Although Bolen sought the endorsement and participation of the Martin Luther King, Jr. Center for Social Change, Inc., in the marketing of the bust, the Center refused Bolen’s offer. Bolen pursued the idea, nevertheless, hiring an artist to prepare a mold and an agent to handle the promotion of the product. Defendant took out two half-page advertisements in the November and December 1980 issues of Ebony magazine, which purported to offer the bust as “an exclusive memorial” and “an opportunity to support the Martin Luther King, Jr., Center for Social Change.” The advertisement stated that “a contribution from your order goes to the King Center for Social Change.” Out of the $29.95 purchase price, defendant Bolen testified he set aside 3% or $.90, as a contribution to the Center. The advertisement also offered “free” with the purchase of the bust a booklet about the life of Dr. King entitled “A Tribute to Dr. Martin Luther King, Jr.”

In addition to the two advertisements in Ebony, defendant published a brochure or pamphlet which was inserted in 80,000 copies of newspapers across the country. The brochure reiterated what was stated in the magazine advertisements, and also contained photographs of Dr. King and excerpts from his copyrighted speeches. The brochure promised that each “memorial” (bust) is accompanied by a Certificate of Appreciation “testifying that a contribution has been made to the Martin Luther King, Jr., Center for Social Change.”

Defendant James E. Bolen testified that he created a trust fund for that portion of the earnings which was to be contributed to the Center. The trust fund agreement, however, was never executed, and James E. Bolen testified that this was due to the plaintiffs’ attorneys’ request to cease and desist from all activities in issue. Testimony in the district court disclosed that money had been tendered to the Center, but was not accepted by its governing board.
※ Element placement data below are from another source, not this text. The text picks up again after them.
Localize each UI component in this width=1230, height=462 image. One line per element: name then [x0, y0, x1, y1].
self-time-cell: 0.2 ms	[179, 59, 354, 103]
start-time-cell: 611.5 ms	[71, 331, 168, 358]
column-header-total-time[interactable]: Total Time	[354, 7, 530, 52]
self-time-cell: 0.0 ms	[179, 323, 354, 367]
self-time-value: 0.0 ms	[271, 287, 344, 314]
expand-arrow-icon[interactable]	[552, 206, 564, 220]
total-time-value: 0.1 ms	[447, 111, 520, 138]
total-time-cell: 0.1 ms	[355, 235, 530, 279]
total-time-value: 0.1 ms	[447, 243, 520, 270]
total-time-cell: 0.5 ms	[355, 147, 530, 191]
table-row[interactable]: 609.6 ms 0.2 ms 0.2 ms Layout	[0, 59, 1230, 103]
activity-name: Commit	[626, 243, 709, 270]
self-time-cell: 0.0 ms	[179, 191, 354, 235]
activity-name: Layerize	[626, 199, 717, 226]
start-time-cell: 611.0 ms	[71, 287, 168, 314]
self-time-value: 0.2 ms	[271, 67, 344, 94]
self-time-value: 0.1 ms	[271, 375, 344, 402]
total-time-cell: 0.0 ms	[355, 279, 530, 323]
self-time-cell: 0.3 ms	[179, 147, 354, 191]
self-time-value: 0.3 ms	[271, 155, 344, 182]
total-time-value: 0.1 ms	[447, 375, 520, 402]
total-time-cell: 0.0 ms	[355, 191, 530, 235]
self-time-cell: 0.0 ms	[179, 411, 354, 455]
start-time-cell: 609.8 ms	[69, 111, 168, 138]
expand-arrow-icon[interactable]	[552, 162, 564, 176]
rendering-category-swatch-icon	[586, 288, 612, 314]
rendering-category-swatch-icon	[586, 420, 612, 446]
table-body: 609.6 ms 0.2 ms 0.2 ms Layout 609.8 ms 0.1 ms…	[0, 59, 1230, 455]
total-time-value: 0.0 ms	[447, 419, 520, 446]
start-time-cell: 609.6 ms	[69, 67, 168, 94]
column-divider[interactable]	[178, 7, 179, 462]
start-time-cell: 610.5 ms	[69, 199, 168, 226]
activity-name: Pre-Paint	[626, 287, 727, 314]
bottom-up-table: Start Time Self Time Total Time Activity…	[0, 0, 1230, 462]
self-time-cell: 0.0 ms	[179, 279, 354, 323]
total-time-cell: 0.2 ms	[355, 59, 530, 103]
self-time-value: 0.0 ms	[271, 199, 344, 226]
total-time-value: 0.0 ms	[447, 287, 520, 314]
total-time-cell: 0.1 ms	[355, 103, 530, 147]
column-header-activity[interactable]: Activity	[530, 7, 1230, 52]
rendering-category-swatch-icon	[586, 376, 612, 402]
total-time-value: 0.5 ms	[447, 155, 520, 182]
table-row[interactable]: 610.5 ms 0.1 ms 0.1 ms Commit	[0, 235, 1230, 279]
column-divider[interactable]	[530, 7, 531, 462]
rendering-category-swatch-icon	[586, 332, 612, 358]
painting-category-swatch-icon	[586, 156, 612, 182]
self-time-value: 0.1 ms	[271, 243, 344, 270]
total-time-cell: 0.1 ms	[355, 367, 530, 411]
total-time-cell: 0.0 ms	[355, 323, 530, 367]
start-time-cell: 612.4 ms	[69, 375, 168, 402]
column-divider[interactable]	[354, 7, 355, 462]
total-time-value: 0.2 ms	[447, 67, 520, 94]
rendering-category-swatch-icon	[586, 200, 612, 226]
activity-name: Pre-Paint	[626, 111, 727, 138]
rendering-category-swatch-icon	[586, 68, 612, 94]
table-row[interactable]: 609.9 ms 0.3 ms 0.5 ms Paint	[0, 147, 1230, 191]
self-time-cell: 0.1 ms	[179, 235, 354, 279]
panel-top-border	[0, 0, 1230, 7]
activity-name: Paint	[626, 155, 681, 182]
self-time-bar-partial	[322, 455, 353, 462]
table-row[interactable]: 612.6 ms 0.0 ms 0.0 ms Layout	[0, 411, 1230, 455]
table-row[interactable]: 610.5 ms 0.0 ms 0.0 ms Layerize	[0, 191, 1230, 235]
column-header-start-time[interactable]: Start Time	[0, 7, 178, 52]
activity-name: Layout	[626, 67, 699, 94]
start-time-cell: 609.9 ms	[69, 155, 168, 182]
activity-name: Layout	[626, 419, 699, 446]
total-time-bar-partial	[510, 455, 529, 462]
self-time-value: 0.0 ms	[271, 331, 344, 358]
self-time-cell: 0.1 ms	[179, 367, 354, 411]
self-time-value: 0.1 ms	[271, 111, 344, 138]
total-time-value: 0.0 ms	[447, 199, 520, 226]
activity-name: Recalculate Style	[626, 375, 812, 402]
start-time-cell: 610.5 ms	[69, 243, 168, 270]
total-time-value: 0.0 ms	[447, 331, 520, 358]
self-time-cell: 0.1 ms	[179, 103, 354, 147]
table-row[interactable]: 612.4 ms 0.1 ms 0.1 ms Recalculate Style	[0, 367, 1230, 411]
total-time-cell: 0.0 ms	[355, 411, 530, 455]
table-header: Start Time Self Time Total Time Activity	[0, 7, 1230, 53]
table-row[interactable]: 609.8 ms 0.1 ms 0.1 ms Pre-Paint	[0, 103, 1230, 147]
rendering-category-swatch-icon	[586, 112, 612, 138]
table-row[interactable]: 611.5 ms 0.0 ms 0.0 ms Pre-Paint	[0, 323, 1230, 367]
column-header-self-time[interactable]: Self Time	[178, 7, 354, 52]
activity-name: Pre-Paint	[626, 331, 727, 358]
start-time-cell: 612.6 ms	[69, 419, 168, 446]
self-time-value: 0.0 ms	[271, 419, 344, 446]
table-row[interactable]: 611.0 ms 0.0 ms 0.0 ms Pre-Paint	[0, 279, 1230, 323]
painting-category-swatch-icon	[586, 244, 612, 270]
Also, the district court found that, as of the date [676]*676of the preliminary injunction, the defendants had sold approximately 200 busts and had outstanding orders for 23 more.

On November 21,1980, and December 19, 1980, the plaintiffs demanded that the Bolens cease and desist from further advertisements and sales of the bust, and on December 31, 1980, the plaintiffs filed a complaint in the United States District Court for the Northern District of Georgia. The district court held a hearing on the plaintiffs’ motion for a preliminary injunction and the defendants’ motion to dismiss the complaint. The motion to dismiss was denied and the motion for a preliminary injunction was granted in part and denied in part. The motion for an injunction sought (1) an end to the use of the Center’s name in advertising and marketing the busts, (2) restraint of any further copyright infringement and (3) an end to the manufacture and sale of the plastic busts. The defendants agreed to discontinue the use of the Center’s name in further promotion. Therefore, the court granted this part of the injunction. The district court found that the defendants had infringed the King copyrights and enjoined all further use of the copyrighted material.

In ruling on the third request for injunction, the court confronted the plaintiffs’ claim that the manufacture and sale of the busts violated Dr. King’s right of publicity which had passed to his heirs upon Dr. King’s death. The defendants contended that no such right existed, and hence, an injunction should not issue. The district court concluded that it was not necessary to determine whether the “right of publicity” was devisable in Georgia because Dr. King did not commercially exploit this right during his lifetime. As found by the district court, the evidence of exploitation by Dr. King came from his sister’s affidavit which stated that he had received “thousands of dollars in the form of honorariums from the use of his name, likeness, literary compositions, and speeches.” The district court further found that “Dr. King apparently sold his copyrights in several speeches to Motown Records Corporation.” Martin Luther King, Jr. Center for Social Change, Inc. v. American Heritage Products, Inc., 508 F.Supp. 854 (N.D.Ga.1981).